Distributed MIMO radar target altitude estimation for ground-based systems
- Authors
- Shin, Hyuksoo; Chung, Wonzoo
- Issue Date
- 4월-2019
- Publisher
- INST ENGINEERING TECHNOLOGY-IET
- Keywords
- MIMO radar; least squares approximations; radar antennas; antenna arrays; ground-based systems; target localisation methods; linear least squares; altitude localisation; ellipsoid fitting approach; target position information; distributed MIMO radar target altitude estimation; multiple-input multiple-output radars; BRM algorithm
- Citation
- IET RADAR SONAR AND NAVIGATION, v.13, no.4, pp.627 - 637
- Indexed
- SCIE
SCOPUS
- Journal Title
- IET RADAR SONAR AND NAVIGATION
- Volume
- 13
- Number
- 4
- Start Page
- 627
- End Page
- 637
- URI
- https://scholar.korea.ac.kr/handle/2021.sw.korea/66469
- DOI
- 10.1049/iet-rsn.2018.5159
- ISSN
- 1751-8784
- Abstract
- This study presents novel target altitude estimation schemes optimised for ground-based multiple-input multiple-output (MIMO) radars with widely separated antennae, where the antennae are located in a plane so that the altitudes of the antennae are close together.
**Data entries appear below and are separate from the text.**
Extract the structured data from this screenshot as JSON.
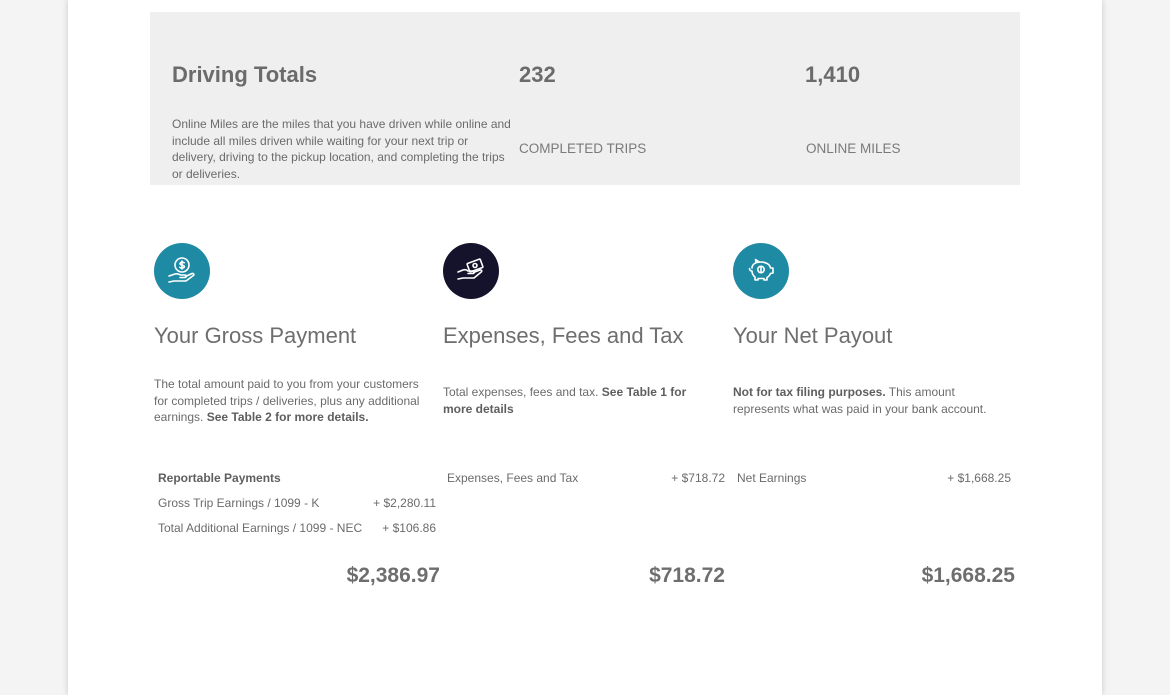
{
  "driving_totals": {
    "title": "Driving Totals",
    "description": "Online Miles are the miles that you have driven while online and include all miles driven while waiting for your next trip or delivery, driving to the pickup location, and completing the trips or deliveries.",
    "completed_trips_value": "232",
    "completed_trips_label": "COMPLETED TRIPS",
    "online_miles_value": "1,410",
    "online_miles_label": "ONLINE MILES"
  },
  "colors": {
    "gross_icon_bg": "#1f8aa3",
    "expenses_icon_bg": "#15132b",
    "net_icon_bg": "#1f8aa3"
  },
  "gross": {
    "icon": "hand-dollar-icon",
    "title": "Your Gross Payment",
    "desc_text": "The total amount paid to you from your customers for completed trips / deliveries, plus any additional earnings. ",
    "desc_bold": "See Table 2 for more details.",
    "rows_header": "Reportable Payments",
    "rows": [
      {
        "label": "Gross Trip Earnings / 1099 - K",
        "value": "+ $2,280.11"
      },
      {
        "label": "Total Additional Earnings / 1099 - NEC",
        "value": "+ $106.86"
      }
    ],
    "total": "$2,386.97"
  },
  "expenses": {
    "icon": "hand-money-icon",
    "title": "Expenses, Fees and Tax",
    "desc_text": "Total expenses, fees and tax. ",
    "desc_bold": "See Table 1 for more details",
    "rows": [
      {
        "label": "Expenses, Fees and Tax",
        "value": "+ $718.72"
      }
    ],
    "total": "$718.72"
  },
  "net": {
    "icon": "piggy-bank-icon",
    "title": "Your Net Payout",
    "desc_bold": "Not for tax filing purposes.",
    "desc_text": " This amount represents what was paid in your bank account.",
    "rows": [
      {
        "label": "Net Earnings",
        "value": "+ $1,668.25"
      }
    ],
    "total": "$1,668.25"
  }
}
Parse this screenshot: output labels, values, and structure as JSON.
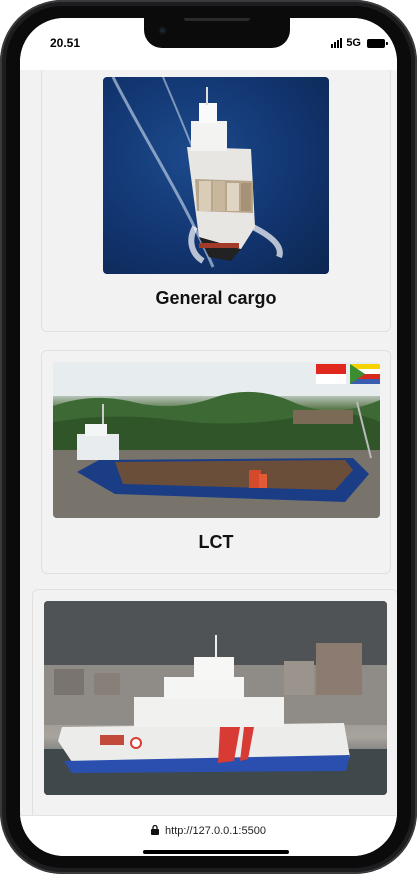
{
  "status_bar": {
    "time": "20.51",
    "network": "5G"
  },
  "cards": [
    {
      "title": "General cargo"
    },
    {
      "title": "LCT"
    },
    {
      "title": ""
    }
  ],
  "browser": {
    "url": "http://127.0.0.1:5500"
  },
  "colors": {
    "screen_bg": "#f2f2f2",
    "card_border": "#e0e0e0",
    "text": "#111111"
  },
  "icons": [
    "signal-icon",
    "battery-icon",
    "lock-icon"
  ]
}
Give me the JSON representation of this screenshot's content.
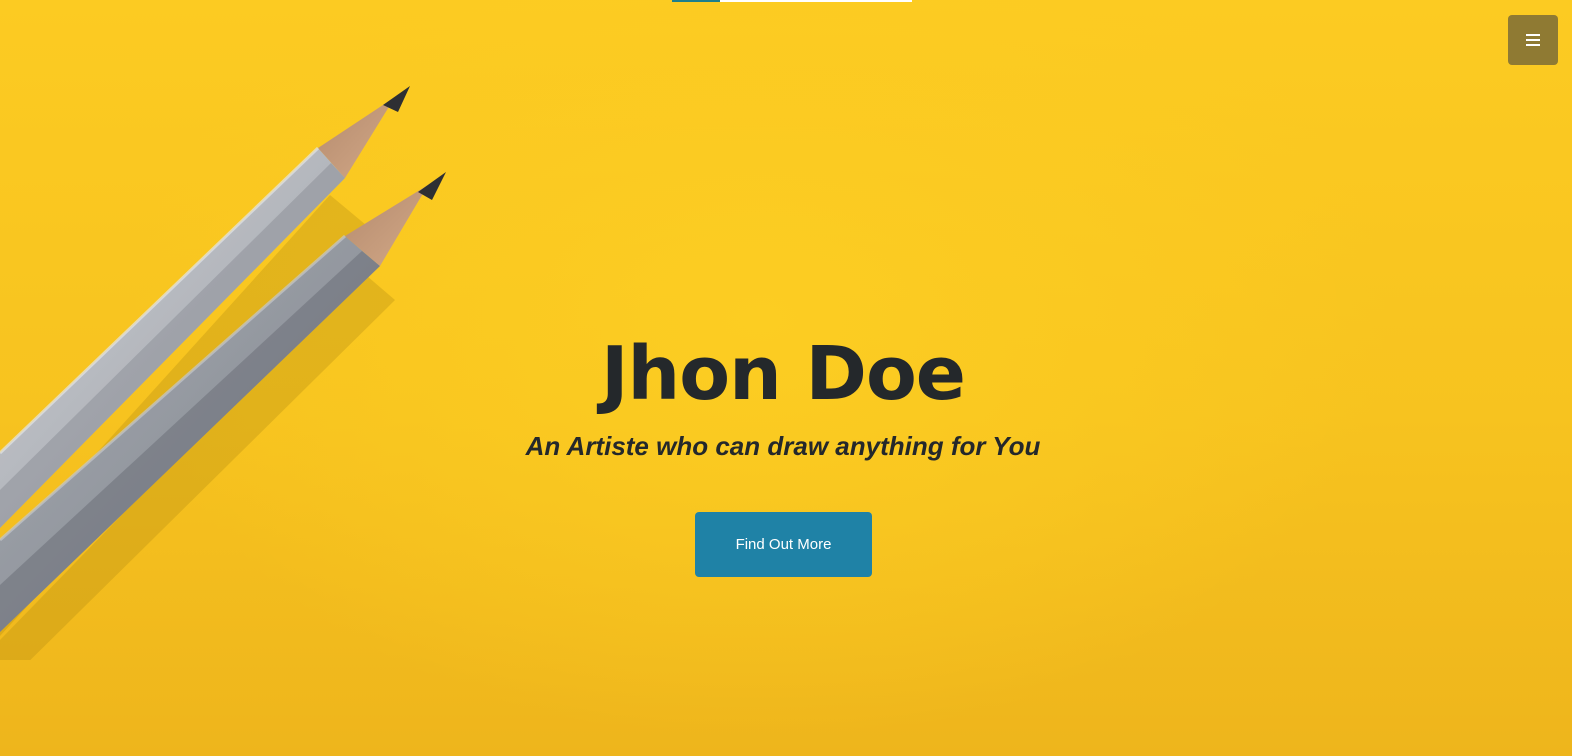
{
  "hero": {
    "title": "Jhon Doe",
    "subtitle": "An Artiste who can draw anything for You",
    "cta_label": "Find Out More",
    "background_image": "yellow-paper-with-two-pencils"
  },
  "nav": {
    "menu_icon": "hamburger-menu-icon"
  },
  "colors": {
    "background": "#f8c51f",
    "text": "#24282b",
    "cta": "#1f82a6",
    "menu_button": "#8f7a33"
  }
}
For the ground-based systems, existing target localisation methods based on linear least squares such as least square (LS) and bistatic range measurement (BRM) suffer from performance degradation in target altitude estimation and eventually fail in altitude localisation for a perfect ground-based system where the altitude of antennae are the same. The authors propose three target altitude estimation schemes based on linear least squares for the ground-based systems resolving the drawback of existing algorithms for the ground-based systems; extended BRM approach, which estimates the square of target altitude from the auxiliary parameters produced by BRM algorithm, ellipsoid fitting approach, which directly estimates the square of target altitude with other target position information, and extended ellipsoid fitting approach, which utilise the estimation results of ellipsoid fitting approach to improve the target altitude estimation performance. Performance improvement of the proposed algorithms is analysed in terms of mean squared error and simulation results verify the performance.